The Well-Grounded Java Developer, Second Edition
D**T
Step 2 In Any Java Developer's Career
This book has been phenomenal in aiding my mental picture of what is going on behind the scenes in a way that using the language itself never did.Every topic covered felt really well researched and presented in a way that was pleasant to read. I read this in one hour chunks before starting work and always felt myself recharged and excited to read+write code with everything new I learned now in my mental map. I think this is purely due to how well written and laid out the content is as typically textbooks are too dry and leave me exhausted from even a couple pages.One note is that the topics covered here require a functional knowledge of Java. I'd wouldn't recommend this book for somebody trying to get a job using Java or a student trying to pick the language, but for everybody else it is a fantastic read to improve the way you think about writing programs and understand what it actually looks like when its run by the JVM.
T**L
Excellent and comprehensive book for Java and JVM practitioners
TL;DR - if you're working in the Java or JVM space, this book is for you.

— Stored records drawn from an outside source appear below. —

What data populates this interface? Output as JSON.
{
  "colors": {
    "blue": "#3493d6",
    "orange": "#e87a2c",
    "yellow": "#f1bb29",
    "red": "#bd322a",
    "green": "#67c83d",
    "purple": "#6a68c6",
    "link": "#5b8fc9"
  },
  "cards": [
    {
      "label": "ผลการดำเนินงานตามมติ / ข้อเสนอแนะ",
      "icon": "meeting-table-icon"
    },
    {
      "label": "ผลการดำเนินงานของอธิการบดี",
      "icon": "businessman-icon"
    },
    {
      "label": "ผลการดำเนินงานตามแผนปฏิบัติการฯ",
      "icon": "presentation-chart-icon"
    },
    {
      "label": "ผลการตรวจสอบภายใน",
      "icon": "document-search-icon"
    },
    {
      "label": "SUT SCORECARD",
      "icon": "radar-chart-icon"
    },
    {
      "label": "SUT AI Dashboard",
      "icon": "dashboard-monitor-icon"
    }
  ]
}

It covers a lot of material and strikes a good balance between providing sufficient detail and keeping the book interesting, engaging, and "reader-friendly."Whether you are hoping to dig deeper, aiming to refresh your knowledge, or wanting to learn what’s happening with Java outside of your day-to-day, this book could be a good resource. It covers important (relevant) background information about the language and the JVM, explains the why and how of language features, and dives into tooling, deployment, and performance tuning in sufficient detail to be useful without being dry or painful. The authors obviously put a lot of effort into making the plentiful code examples illustrative while keeping them concise. The topics covered are diverse while still being generally useful (at least to me). I don’t know of another Java title that includes material about performance tuning, garbage collection, JIT, and bytecode basics, containerization, Gradle and Maven, concurrency programming, functional programming, Clojure and Kotlin, and new and upcoming language features all in the same book.That said, it’s not a book about learning Java or learning how to program. It’s a book for people who use Java everyday and can benefit from understanding it in more depth and who want to be introduced to new patterns and trends.A few notes:This is a seriously comprehensive book. I would not be able to provide a review of it so soon after its publication (October 2022) if it weren't for the Manning Early Access Program (MEAP), which allowed me to read chapters of the book as it was being written. (For this reason, this review won't appear as a "Verified Purchase" - I purchased the book directly from the publisher.)Also, note that the Amazon product description details are incorrect at the time of this review. The book is 704 pages, not 74. (I have submitted the update to Amazon.)
R**A
Easy read, good for broadening knowledge
Disclaimer, I was one of the earlier reviewers of the book, so the content might have changed slightly. In the first part, the book goes into the JVM and due to space limitations touches some interesting topics here and there, on the second, it looks into more modern use of java, like using build tools, etc, since I'm an old time this part feels a bit introductory to me. The title is ambitious, it gives some view of the land, but to properly make someone grounded the book would need to be 10x the size. I missed most the lack the frameworks and deployment/cloud runtime content, something that in 2022 is a must. The text is well written and at times, feels like a nice conversation, which it's something really nice to have. In general, interesting content that I would recommend for more Jr devs so they know something that's out there and for more Sr to find any gap, but I can't call a bible or really extensive for a dev to be really grounded in Java tech in my humble opinion.
A**T
What's new in Java?
This books covers it all - performance, concurrency, Kotlin and advanced functional programming! And it does it from a practitioner point of view. Whether you are starting out or veteran Java developer, you'll find nuggets of information in an easy to read book.
J**D
Good book
Book is easy to read, definitely helped fill some knowledge gaps for me.
M**D
Well written and great resource
I have not read the entire book, but the portion I have read has been great. It's well written and has a very smooth flow. Would definitely recommend.